Monday, October 29, 2018

When Everything's Just A Joke

Mockery is his middle name.

When someone believes in nothing but himself and how he feels at any given moment without logic or consistency, hasn't had an original thought in thirty years, and thinks that anything that someone disagrees with constitutes a personal insult, this is what you get--someone who is devoted only to undoing institutions, doesn't see the need to know anything else about them, and cares only about hearing cheers and adulation and certainly not the truth about anything.

Instead, he mocks, ridicules, and tells crude jokes about whatever he doesn't care for. It's for the entertainment factor, not in service of the truth, justice, or certainly not propriety.

He thinks of himself as a part-time comedian. If people laugh at his mockery, it's because he's brilliant (just ask him). If people chant with him, it's because they, and he, have nothing better to say. Nobody there cares about how the country is served by his presence; they only care about having had a good time.

It's all just a joke. The UN? What a joke. NATO? A bigger joke. Body-slamming a journalist? Sure. It's funny. Just a joke. He doesn't really mean it, but he doesn't really mean anything.

Public education? What a joke that is. So much so that a portion of an inaugural address was devoted to attacking it as part of the "carnage." He left a woman in charge of it who has proven to be quite the joke herself. The Capitol Steps, which appeared here in Milwaukee a few weeks ago, parodied her quite sharply as a nice lady who smiles a lot but knows nothing, who will surely pay the deconstructionists to take her very position apart, though--and anything that it means, which, too, is slowly morphing to nothing.

Public education is, after all, an extension of government, and government is a joke: It takes your taxes and gives you--nothing good. Does it? Everybody went to school. What good did it do?

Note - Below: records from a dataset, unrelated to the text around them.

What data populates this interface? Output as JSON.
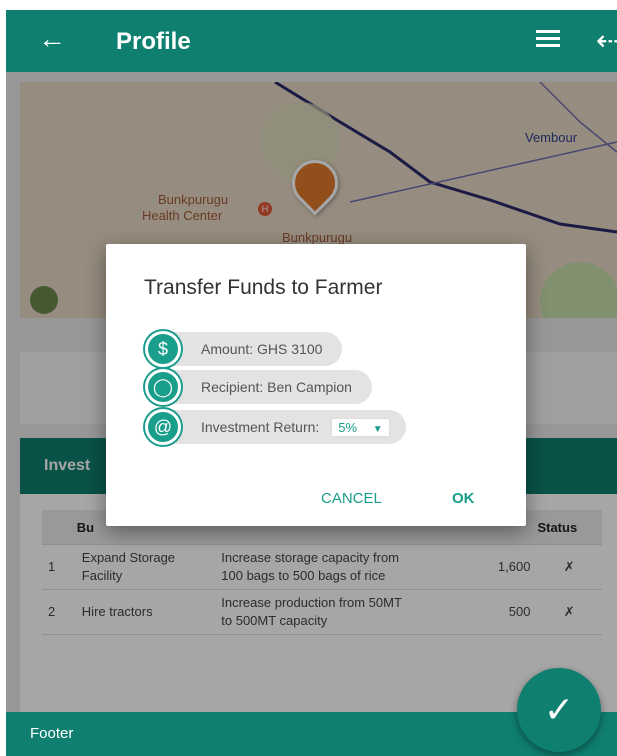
{
  "appbar": {
    "back_icon": "arrow-left-icon",
    "title": "Profile",
    "menu_icon": "menu-icon",
    "logout_icon": "logout-icon"
  },
  "map": {
    "labels": {
      "vembour": "Vembour",
      "health_center_line1": "Bunkpurugu",
      "health_center_line2": "Health Center",
      "town": "Bunkpurugu"
    }
  },
  "investments": {
    "header_partial": "Invest",
    "columns": {
      "budget_partial": "Bu",
      "status": "Status"
    },
    "rows": [
      {
        "num": "1",
        "item": "Expand Storage Facility",
        "purpose": "Increase storage capacity from 100 bags to 500 bags of rice",
        "cost": "1,600",
        "status": "✗"
      },
      {
        "num": "2",
        "item": "Hire tractors",
        "purpose": "Increase production from 50MT to 500MT capacity",
        "cost": "500",
        "status": "✗"
      }
    ]
  },
  "footer": {
    "label": "Footer"
  },
  "fab": {
    "icon": "check-icon"
  },
  "dialog": {
    "title": "Transfer Funds to Farmer",
    "amount": "Amount: GHS 3100",
    "recipient": "Recipient: Ben Campion",
    "return_label": "Investment Return:",
    "return_value": "5%",
    "cancel": "CANCEL",
    "ok": "OK"
  },
  "colors": {
    "primary": "#0f7f6f",
    "accent": "#1a9e8c",
    "marker": "#e07a2a"
  }
}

Political correctness--that is, choosing one's words to keep focus on the issue and not on personal degradation--that's a joke, too. Nobody understands all those big words, so he'll use the same, simple words again and again: Never mind that they constitute, together and separately, big and small lies, buried in the minds of those who will never take the country seriously, only their own backyards.

So easy to cling to bromides that keep us from thinking: the left-wing conspiracy, led by George Soros (as repeated by his Supreme Court nominee). Lock up Hillary Clinton (also mentioned by him). Obama, the worst president ever. Anybody he doesn't like? He'll make up a derogatory name for them. The mockeries are the non-facts masquerading as facts that disguise, ignore, and divert from the facts.

So one of his devotees gets on Bill Maher's show and says that his lies are different--they are said to gain effect. Hello? What lie isn't told to gain effect? "But," he adds, "It works."

So the mockery of the American public can be justified. So the vagaries of politics allows constant lying to gain effect. Don't all politicians lie, after all? Does any of this matter if he can get away with it--get and keep the pulpit, spread the lies and mockery and degradation and ad hominem attacks, bringing all to his level of disgust?

Because if it doesn't, then we are all at risk. When nothing matters, nothing as an idea then matters, too--no values, no history, just the here and now and never mind the results or consequences or the possibly rational reasons that anything has ever taken place. We go down that rabbit hole and we will find it difficult, if not impossible, to return. Things that cannot possibly be justifiable will quickly become not only justifiable, but popular.

The mainstream will disappear, as it has been doing for some time now--indeed, for all of this century so far. When that happens, no government can hold back the disastrous effects because the ideas and values by which it has been created will not matter. If the economy goes bad, and millions go back on the unemployment rolls (which I have done, and that struggle for the maintenance of self-esteem was enormous), we will see the awful results: everyone for themselves.

Even if the election results are more positive next week, even if we manage to provide something of a check on the abuses of power and the descent into meaninglessness, even if we structurally push back against the idea that government is a joke, that alone won't do it. The leader of this nonsense is still there and he will feel threatened, so he will continue and even accelerate the assault on decency.

It's possible that we might establish a new foothold and hopefully so. But under new threat, the forces of nihilism will rebound. We should know by now that that's not a joke. Either.

Be well. I'll see you down the road.